A long tradition of research and development - ICMR
Founded at the turn of the 20th century, ICMR shifted the paradigm of TB treatment worldwide, allowing people with TB to receive treatment at home, moving away from the hospital setting. The ICMR also carried out hundreds of clinical trials of drugs and drug combinations in India, including the introduction of fluoroquinolones and rifapentine and established the most effective regimen for children with TB. Furthermore, the ICMR carried out the largest trial of the Bacillus Calmette-Guérin (BCG) vaccine, busting the myth that the BCG vaccine would end TB. This encouraged research for the development of new vaccines and a global effort to understand the necessary immunologic conditions for generating protection against TB.
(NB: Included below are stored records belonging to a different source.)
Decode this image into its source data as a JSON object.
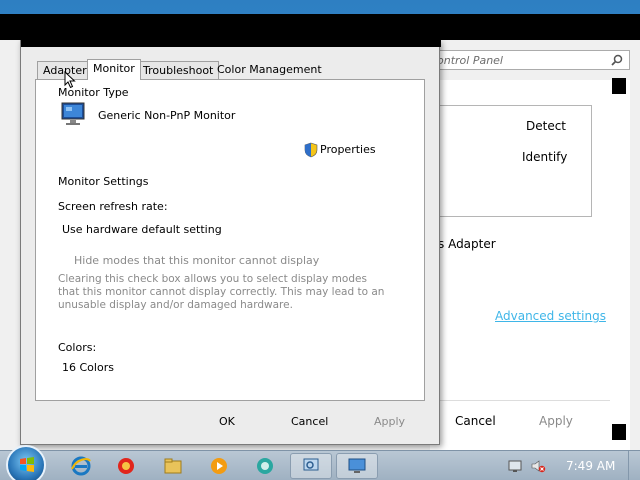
{
  "back_window": {
    "address_text": "ontrol Panel",
    "buttons": {
      "detect": "Detect",
      "identify": "Identify",
      "cancel": "Cancel",
      "apply": "Apply"
    },
    "adapter_label": "s Adapter",
    "advanced_link": "Advanced settings"
  },
  "dialog": {
    "tabs": [
      {
        "label": "Adapter"
      },
      {
        "label": "Monitor"
      },
      {
        "label": "Troubleshoot"
      },
      {
        "label": "Color Management"
      }
    ],
    "monitor_type_heading": "Monitor Type",
    "monitor_name": "Generic Non-PnP Monitor",
    "properties_label": "Properties",
    "monitor_settings_heading": "Monitor Settings",
    "refresh_rate_label": "Screen refresh rate:",
    "refresh_rate_value": "Use hardware default setting",
    "hide_modes_label": "Hide modes that this monitor cannot display",
    "hide_modes_description": "Clearing this check box allows you to select display modes that this monitor cannot display correctly. This may lead to an unusable display and/or damaged hardware.",
    "colors_label": "Colors:",
    "colors_value": "16 Colors",
    "buttons": {
      "ok": "OK",
      "cancel": "Cancel",
      "apply": "Apply"
    }
  },
  "taskbar": {
    "clock": "7:49 AM",
    "pinned": [
      "internet-explorer-icon",
      "media-icon",
      "explorer-icon",
      "media-player-icon",
      "network-icon",
      "magnifier-icon",
      "display-icon"
    ]
  }
}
Professor Madhukar Pai, Director, McGill Global Health Programs, McGill University, nominated ICMR for the Kochon Prize and commented that "It is critical for countries most affected by TB to step up, show leadership, and invest in TB control as well as research. I am delighted that this year’s Kochon Prize to ICMR recognizes decades of ground-breaking TB research by India, which shaped the global DOTS strategy. The award is richly deserved, and timely, as India has raised its ambition and political commitment."
India is among countries in South East Asia leading the effort to end TB, setting 2025 as the national target to end TB, five years ahead of the global 2030 target.